А в Средние века на столе монаха лежал череп. Его держали, как зеркало. В него всматривались внимательно, пытаясь разглядеть тот путь, что надлежит пройти каждому – и мне, и моим близким. Наш мир трагичен, и в нем много боли, и от этой боли не надо прятаться, ее следует избыть. Принять, не боясь, принять мужественно и сразу, еще до того, как потеряешь любимого человека, потому что со своей смертью легче смириться, чем со смертью близкого и родного. В мир проникло зло и распад, грех и распря, и люди умирают, и глаза нам даны не только для зрения, но и для слез. Всё, что видимо, – уязвимо; бессмертно и непреходяще лишь невидимое. Это трагичность нашего мира. Он таков, и другого у нас нет. Это мир смерти. Но только христианам открыта тайна – это мир побежденной смерти. Она еще здесь, но ее власть уже не абсолютна.

Таинство христосования

Они всегда путешествовали вдвоем – девочка и арфа, неразлучные друзья. Девчонка ходила в бесконечном свитере лесных дремуче-зеленых тонов, как в поношенной кольчуге. Круглые веселые очки сверкали озорным светом. Востроносая и быстрая, с тонкими живыми пальцами – невозможно представить ее в обнимку с арфой. «Свитер» суетливо носилась по вокзалу, томно-безмолвная арфа обидчиво мерзла в сером чехле. Люди, тележки, чемоданы мешались с окурками и кислым кофе, горьким вокзальным воздухом, нагонявшим тоску и мучившим вопросами: что я тут делаю? как я сюда попал? о чем я думал? откуда у людей столько «сундуков»? Лесной «Свитер» порхал вокруг багажа, ослепляя очками. Куда можно ехать с арфой? Да еще и в автобусе! Водитель встречал «Свитер» взглядом, полным палестинской тоски: уже два раза перекладывали все чемоданы – арфа никак не впихивалась. Ее переполняло благородное негодование и античный протест – помилуйте, можно ли дочери Аполлона делить места с буржуазными сумками и мещанскими чемоданами. Всем было плохо: водителю, «Свитеру», арфе. Мне было плохо, но я был на стороне арфы. Праздные поляки сочувственно советовали, пытались помочь – здесь поднять, тут подоткнуть. Забота была свирепой, и силы были неравны. Арфа сдалась, как и протестовала, – без ропота и с аттическим достоинством.

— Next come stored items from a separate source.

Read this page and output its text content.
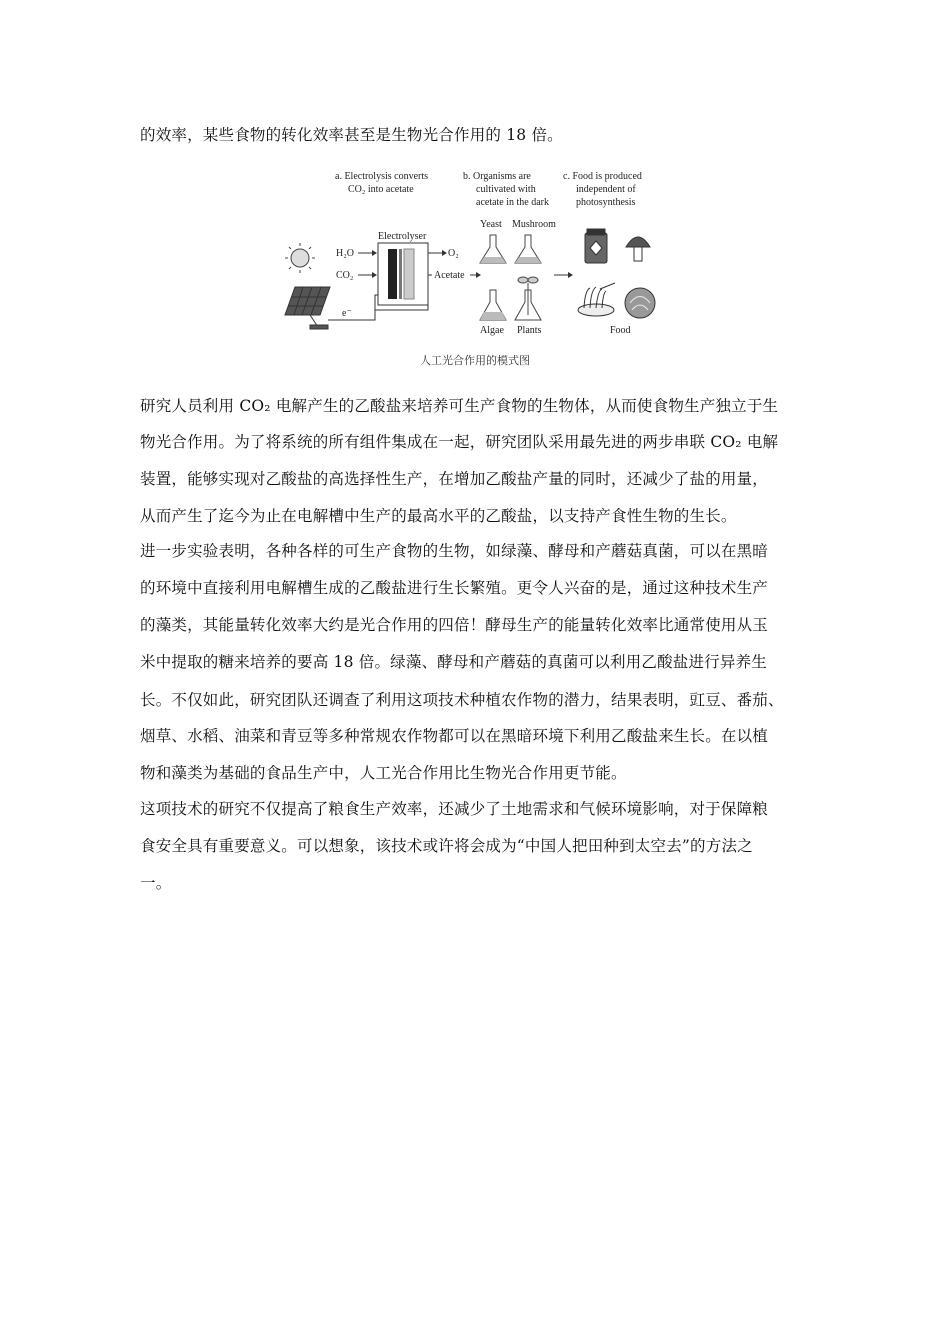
的效率，某些食物的转化效率甚至是生物光合作用的 18 倍。
a. Electrolysis converts
CO₂ into acetate
b. Organisms are
cultivated with
acetate in the dark
c. Food is produced
independent of
photosynthesis
H₂O
CO₂
Electrolyser
O₂
Acetate
e⁻
Yeast Mushroom
Algae Plants	Food
人工光合作用的模式图
研究人员利用 CO₂ 电解产生的乙酸盐来培养可生产食物的生物体，从而使食物生产独立于生
物光合作用。为了将系统的所有组件集成在一起，研究团队采用最先进的两步串联 CO₂ 电解
装置，能够实现对乙酸盐的高选择性生产，在增加乙酸盐产量的同时，还减少了盐的用量，
从而产生了迄今为止在电解槽中生产的最高水平的乙酸盐，以支持产食性生物的生长。
进一步实验表明，各种各样的可生产食物的生物，如绿藻、酵母和产蘑菇真菌，可以在黑暗
的环境中直接利用电解槽生成的乙酸盐进行生长繁殖。更令人兴奋的是，通过这种技术生产
的藻类，其能量转化效率大约是光合作用的四倍！酵母生产的能量转化效率比通常使用从玉
米中提取的糖来培养的要高 18 倍。绿藻、酵母和产蘑菇的真菌可以利用乙酸盐进行异养生
长。不仅如此，研究团队还调查了利用这项技术种植农作物的潜力，结果表明，豇豆、番茄、
烟草、水稻、油菜和青豆等多种常规农作物都可以在黑暗环境下利用乙酸盐来生长。在以植
物和藻类为基础的食品生产中，人工光合作用比生物光合作用更节能。
这项技术的研究不仅提高了粮食生产效率，还减少了土地需求和气候环境影响，对于保障粮
食安全具有重要意义。可以想象，该技术或许将会成为“中国人把田种到太空去”的方法之
一。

Беспокойна и чудовищна ночь в автобусе. Будто ты в гоголевском рассказе, но не со стороны Днепра, а в зарослях кладбищенского берега: «Душно мне, душно!» Две бескрайние тетки угрюмо, по-воровски хрустели чипсами в час ночи. Даже закрыв глаза, чудились испуганно-голодные, широко распахнутые глаза несытых дам. В темноте, среди ночного хруста, притаился неугомонный «Свитер». Двухметровый парень справа пытался уснуть – хоть кому-то хуже, чем мне. Но сердце утешалось, потому что где-то внизу в недрах автобуса молчала арфа-смиренница. И когда я это осознал, мне сразу полегчало. Если так страдает арфа, что же мне жаловаться? Потерпим ужо, выдюжим. И совсем не страшно, и совсем не больно. Если даже арфа терпит… А ведь арфа – друг человека. И выплыли из памяти, закружились в благородном танце виденные в детстве величественные дамы в легких длинных платьях. Они нежно обнимали волшебный инструмент, их руки порхали по струнам, едва касаясь серебряных струй. И лился звук – волшебный, нездешний, чарующий.